An inspection of the bridge by the respondent in 2016 noted that there was evidence of water ingress through the arch, however the bridge itself was found to be in relatively good condition.
The petitioner continued to experience damaging water ingress and commissioned a drainage impact report which concluded that it was likely that surface water from the road was entering the premises and recommended the installation of additional gullies on Bridge Street. The report also recommended improvements in relation to the cleaning of gullies and the installation of another waterproof membrane.
Following correspondence between the petitioner and the respondent, the respondent affirmed that responsibility for the maintenance of the arches of the bridge rested with the owner, as the current level of water ingress was not detrimental to the bridge.
The petition was lodged in June 2018, seeking declarator that the respondent misconstrued its statutory duty under the Roads (Scotland) Act 1984. The Lord Ordinary who heard the petition at first instance held that the respondent did not need to do anything other than what was necessary to keep the road itself in a proper state of repair.
The petitioner advanced twelve grounds of appeal, among them that the Lord Ordinary had erred in that interpretation of the scope of the respondent’s duties. It was submitted that the duty required the roads authority to have regard to the actual or potential impact of the condition of the road on premises in the vicinity of the road and on the owners and occupiers of relevant premises.
Nothing of legal significance to reduce
The opinion of the court was delivered by Lord Brodie.
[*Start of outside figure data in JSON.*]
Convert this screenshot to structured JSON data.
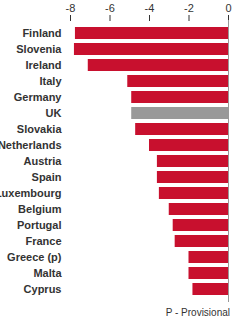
{
  "chart_data": {
    "type": "bar",
    "orientation": "horizontal",
    "categories": [
      "Finland",
      "Slovenia",
      "Ireland",
      "Italy",
      "Germany",
      "UK",
      "Slovakia",
      "Netherlands",
      "Austria",
      "Spain",
      "Luxembourg",
      "Belgium",
      "Portugal",
      "France",
      "Greece (p)",
      "Malta",
      "Cyprus"
    ],
    "values": [
      -7.75,
      -7.8,
      -7.1,
      -5.1,
      -4.9,
      -4.9,
      -4.7,
      -4.0,
      -3.6,
      -3.6,
      -3.5,
      -3.0,
      -2.8,
      -2.7,
      -2.0,
      -2.0,
      -1.8
    ],
    "colors": [
      "#c8102e",
      "#c8102e",
      "#c8102e",
      "#c8102e",
      "#c8102e",
      "#999999",
      "#c8102e",
      "#c8102e",
      "#c8102e",
      "#c8102e",
      "#c8102e",
      "#c8102e",
      "#c8102e",
      "#c8102e",
      "#c8102e",
      "#c8102e",
      "#c8102e"
    ],
    "xlim": [
      -8,
      0
    ],
    "xticks": [
      -8,
      -6,
      -4,
      -2,
      0
    ],
    "grid": false,
    "note": "P - Provisional"
  }
}
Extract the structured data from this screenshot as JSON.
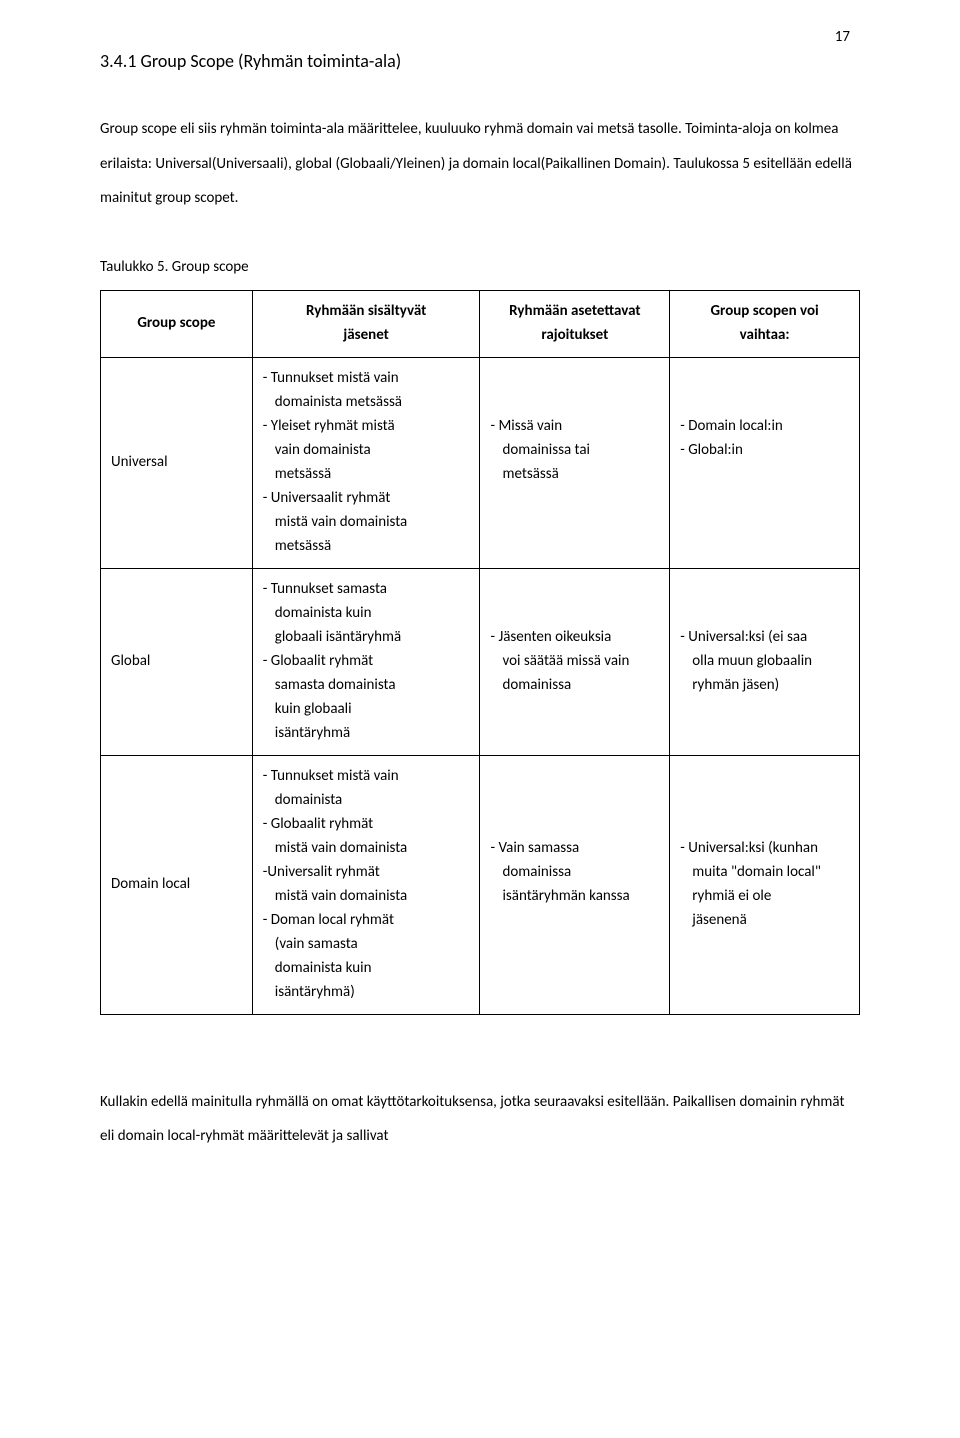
{
  "page_number": "17",
  "heading": "3.4.1  Group Scope (Ryhmän toiminta-ala)",
  "intro_paragraph": "Group scope eli siis ryhmän toiminta-ala määrittelee, kuuluuko ryhmä domain vai metsä tasolle. Toiminta-aloja on kolmea erilaista: Universal(Universaali), global (Globaali/Yleinen) ja domain local(Paikallinen Domain). Taulukossa 5 esitellään edellä mainitut group scopet.",
  "table_caption": "Taulukko 5. Group scope",
  "table": {
    "headers": [
      [
        "Group scope"
      ],
      [
        "Ryhmään sisältyvät",
        "jäsenet"
      ],
      [
        "Ryhmään asetettavat",
        "rajoitukset"
      ],
      [
        "Group scopen voi",
        "vaihtaa:"
      ]
    ],
    "rows": [
      {
        "scope": "Universal",
        "members": [
          "- Tunnukset mistä vain",
          "  domainista metsässä",
          "- Yleiset ryhmät mistä",
          "  vain domainista",
          "  metsässä",
          "- Universaalit ryhmät",
          "  mistä vain domainista",
          "  metsässä"
        ],
        "restrictions": [
          "",
          "",
          "- Missä vain",
          "  domainissa tai",
          "  metsässä"
        ],
        "change": [
          "",
          "",
          "- Domain local:in",
          "- Global:in"
        ]
      },
      {
        "scope": "Global",
        "members": [
          "- Tunnukset samasta",
          "  domainista kuin",
          "  globaali isäntäryhmä",
          "- Globaalit ryhmät",
          "  samasta domainista",
          "  kuin globaali",
          "  isäntäryhmä"
        ],
        "restrictions": [
          "",
          "",
          "- Jäsenten oikeuksia",
          "  voi säätää missä vain",
          "  domainissa"
        ],
        "change": [
          "",
          "",
          "- Universal:ksi (ei saa",
          "  olla muun globaalin",
          "  ryhmän jäsen)"
        ]
      },
      {
        "scope": "Domain local",
        "members": [
          "- Tunnukset mistä vain",
          "  domainista",
          "- Globaalit ryhmät",
          "  mistä vain domainista",
          "-Universalit ryhmät",
          "  mistä vain domainista",
          "- Doman local ryhmät",
          "  (vain samasta",
          "  domainista kuin",
          "  isäntäryhmä)"
        ],
        "restrictions": [
          "",
          "",
          "",
          "- Vain samassa",
          "  domainissa",
          "  isäntäryhmän kanssa"
        ],
        "change": [
          "",
          "",
          "",
          "- Universal:ksi (kunhan",
          "  muita \"domain local\"",
          "  ryhmiä ei ole",
          "  jäsenenä"
        ]
      }
    ]
  },
  "bottom_paragraph": "Kullakin edellä mainitulla ryhmällä on omat käyttötarkoituksensa, jotka seuraavaksi esitellään. Paikallisen domainin ryhmät eli domain local-ryhmät määrittelevät ja sallivat"
}
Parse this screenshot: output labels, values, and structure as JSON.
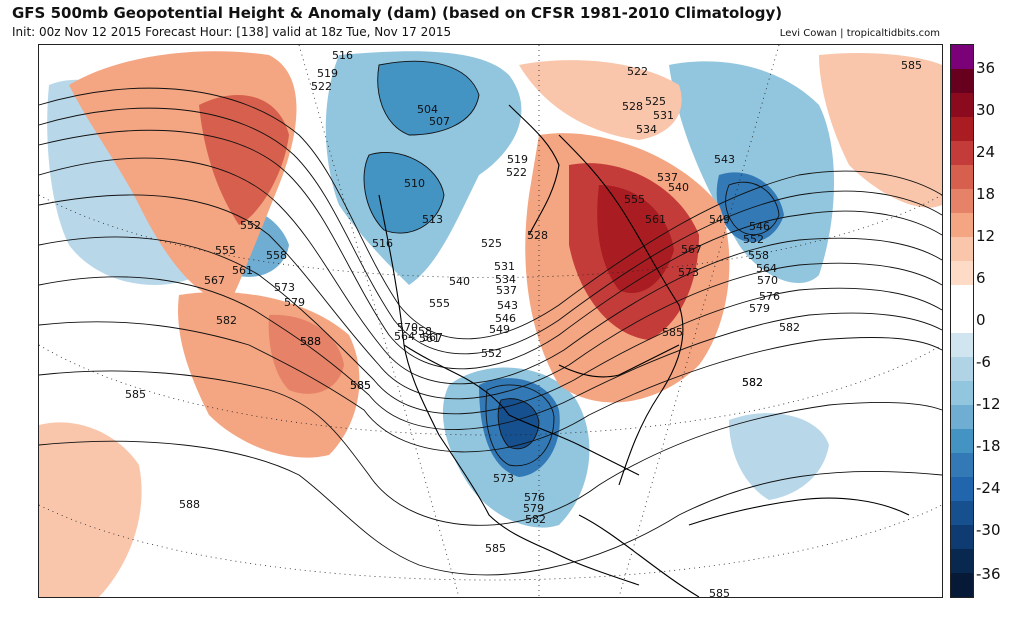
{
  "header": {
    "title": "GFS 500mb Geopotential Height & Anomaly (dam) (based on CFSR 1981-2010 Climatology)",
    "subtitle": "Init: 00z Nov 12 2015   Forecast Hour: [138]   valid at 18z Tue, Nov 17 2015",
    "credit": "Levi Cowan | tropicaltidbits.com"
  },
  "colorbar": {
    "ticks": [
      "36",
      "30",
      "24",
      "18",
      "12",
      "6",
      "0",
      "-6",
      "-12",
      "-18",
      "-24",
      "-30",
      "-36"
    ],
    "colors": [
      "#7a0177",
      "#67001f",
      "#8c0a1e",
      "#a91d22",
      "#c43c39",
      "#d6604d",
      "#e58267",
      "#f4a582",
      "#f9c6ab",
      "#fddbc7",
      "#ffffff",
      "#ffffff",
      "#d1e5f0",
      "#b0d4e6",
      "#92c5de",
      "#6fadd2",
      "#4393c3",
      "#3279b6",
      "#2166ac",
      "#17508f",
      "#0d3b72",
      "#08284f",
      "#061a38"
    ]
  },
  "contour_labels": [
    "516",
    "519",
    "522",
    "504",
    "507",
    "510",
    "513",
    "516",
    "519",
    "522",
    "525",
    "528",
    "531",
    "534",
    "537",
    "540",
    "543",
    "546",
    "549",
    "552",
    "555",
    "558",
    "561",
    "564",
    "567",
    "570",
    "573",
    "576",
    "579",
    "582",
    "585",
    "588",
    "585",
    "585",
    "588",
    "582",
    "585",
    "522",
    "525",
    "528",
    "531",
    "534",
    "537",
    "540",
    "543",
    "546",
    "549",
    "552",
    "555",
    "558",
    "561",
    "564",
    "567",
    "570",
    "573",
    "576",
    "579",
    "582",
    "585",
    "552",
    "555",
    "558",
    "561",
    "567",
    "573",
    "579",
    "582",
    "588",
    "585",
    "582",
    "585"
  ]
}
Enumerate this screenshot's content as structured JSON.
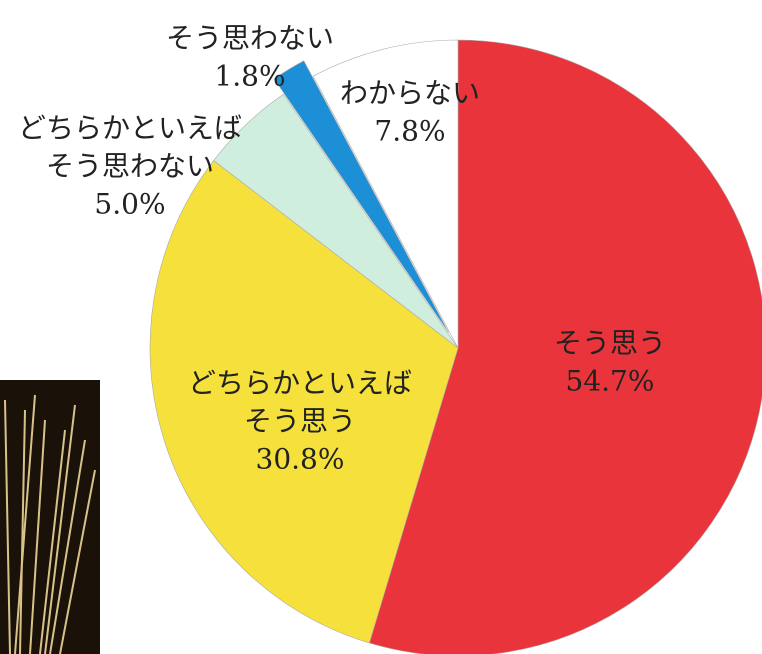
{
  "chart_data": {
    "type": "pie",
    "categories": [
      [
        "そう思う"
      ],
      [
        "どちらかといえば",
        "そう思う"
      ],
      [
        "どちらかといえば",
        "そう思わない"
      ],
      [
        "そう思わない"
      ],
      [
        "わからない"
      ]
    ],
    "values": [
      54.7,
      30.8,
      5.0,
      1.8,
      7.8
    ],
    "value_labels": [
      "54.7%",
      "30.8%",
      "5.0%",
      "1.8%",
      "7.8%"
    ],
    "colors": [
      "#e8343a",
      "#f6e13c",
      "#cfeede",
      "#1d8fd6",
      "#ffffff"
    ]
  }
}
Addressing the correspondence between the parties and whether it amounted to a decision by the authority, he said: “The letter of 6 March 2018 can be regarded as a refusal to do what the petitioner had called upon the respondent to do, but it is not a decision in the sense of a determination having an impact on any party’s rights or duties. It is simply an item of correspondence. There is therefore no need to reduce it, if only because there is nothing of legal significance to reduce.”
On the duty of the respondent to maintain the road, he said: “The respondent has carried out inspections, in 2016 and in 2018, and concluded that nothing need be done. Given that it is conceded by the petitioner that whether the road, including the drains serving the road surface, is not in good order and repair and, if so, what is to be done about it, are matters for the respondent, we found it somewhat difficult to understand how it could be said that the respondent was in breach of its duty, even if the way in which the petitioner formulates the duty is accepted.”
Of the scope of the respondent’s obligations, he said: “The petitioner seeks to introduce, as a component within the section 1(1) duty to maintain roads, a duty to have regard to or to take into account the possibility of doing works for the benefit of neighbouring properties. We immediately accept that a road authority has powers to carry out works which may have the result of benefiting neighbouring properties. But that is very different from the authority having a duty to keep the possibility in mind whenever maintenance of the road is under consideration.”
He continued: “The petitioner argues that there is nothing in the Act which is inconsistent with the duty it proposes. That might be so, but that is an inadequate basis upon which to impose a duty upon a local authority. We accept as a matter of generality that there are circumstances in which conferring a statutory power will imply the imposition of a duty to exercise that power, but we do see that to be the situation here and we did not understand it to be really argued that it was. In our opinion there is nothing in the statute which supports the petitioner’s construction. The supposed duty simply does not exist.”
For those reasons, the petitioner’s reclaiming motion was refused.